For now, electric batteries look to prevail in the passenger car market © Bloomberg

One dilemma for green energy enthusiasts is what to do with any excess power supply when demand is low. One option is to produce clean hydrogen, an approach which the EU is taking very seriously. Germany unveiled a €7bn investment plan in June. The EU is soon expected to provide a hydrogen strategy as part of its green economic recovery deal.

Various companies aim to get involved. Gas group Air Liquide said it will build truck hydrogen refuelling facilities in France on Wednesday. Energy group Equinor, on the same day, said it would begin producing “blue” hydrogen — which recaptures any released CO2 from its natural gas feedstock — in the UK. Transportation offers a promising end use. Fuel cells using hydrogen are better for large electric vehicles, such as trucks and buses, due to their limits on battery size.
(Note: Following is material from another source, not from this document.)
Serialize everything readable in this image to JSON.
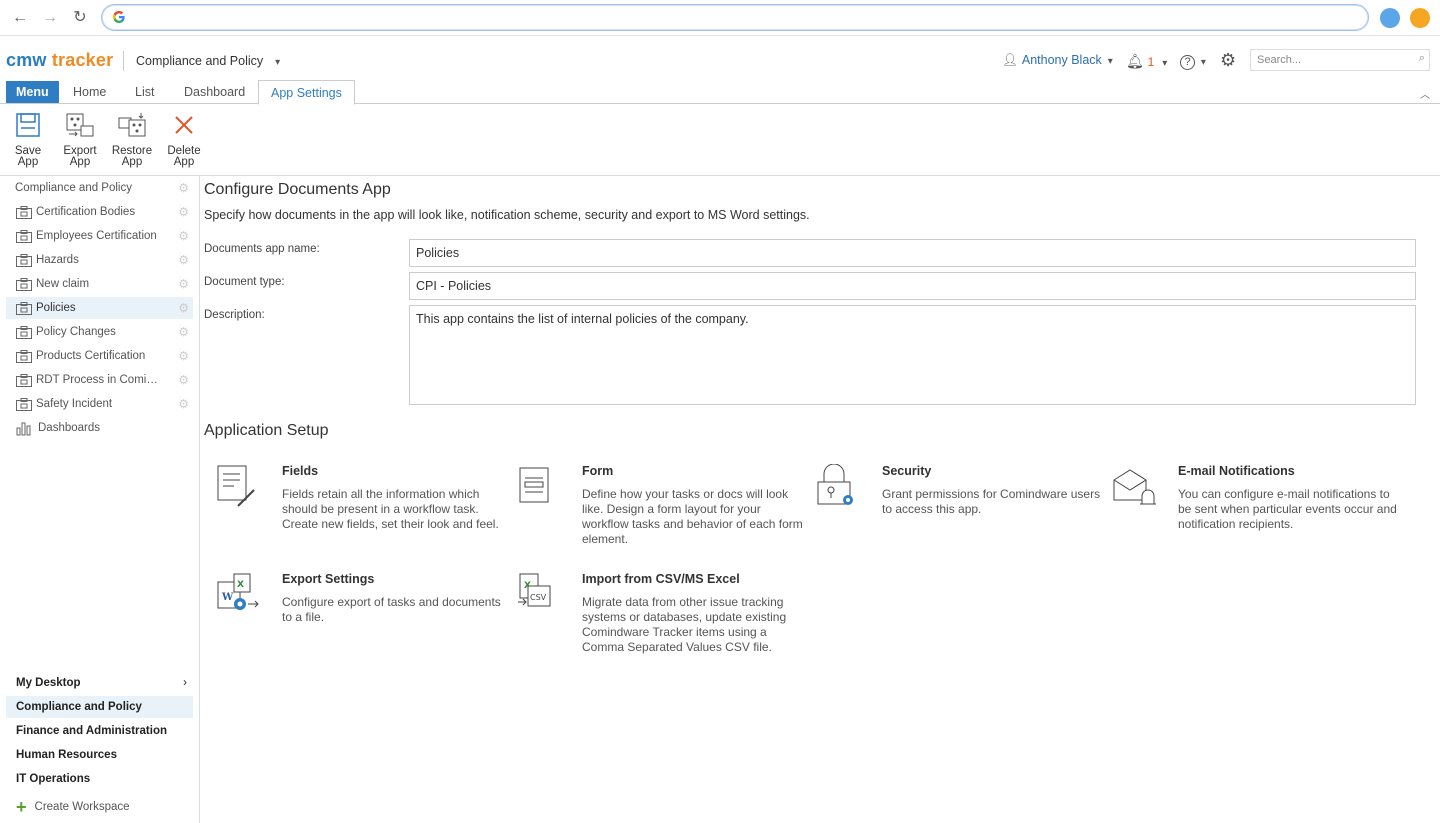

So far the star attraction is electric truckmaker Nikola of the US with a valuation of $25bn, even before it has earned a penny. Share prices of fuel cell manufacturers PowerCell of Sweden and Canada’s Ballard have doubled since the start of the year. The bet is that as scale grows, costs will fall as has happened for more typical electric batteries and solar cells.

Similar to earlier subsidy programmes for renewable energy power projects, assistance will be needed to smooth the transition to costlier “green” hydrogen (using electrolysis). Currently around $4.7 per kg, costs are expected to halve by 2030, think Bernstein. Already blue hydrogen is at $2.5 per kg, but regular petrol is 30 per cent below that figure. Encouraging supply (and demand) will require carbon contracts for difference to close the gap with fossil fuels.

Apart from cleaner air, consumers may get little exposure to the technology unless they hop on a hydrogen-fuelled bus. That looks like bad news for carmakers such as Toyota which have bet on fuel cells. For now, electric batteries look to prevail in the passenger car market.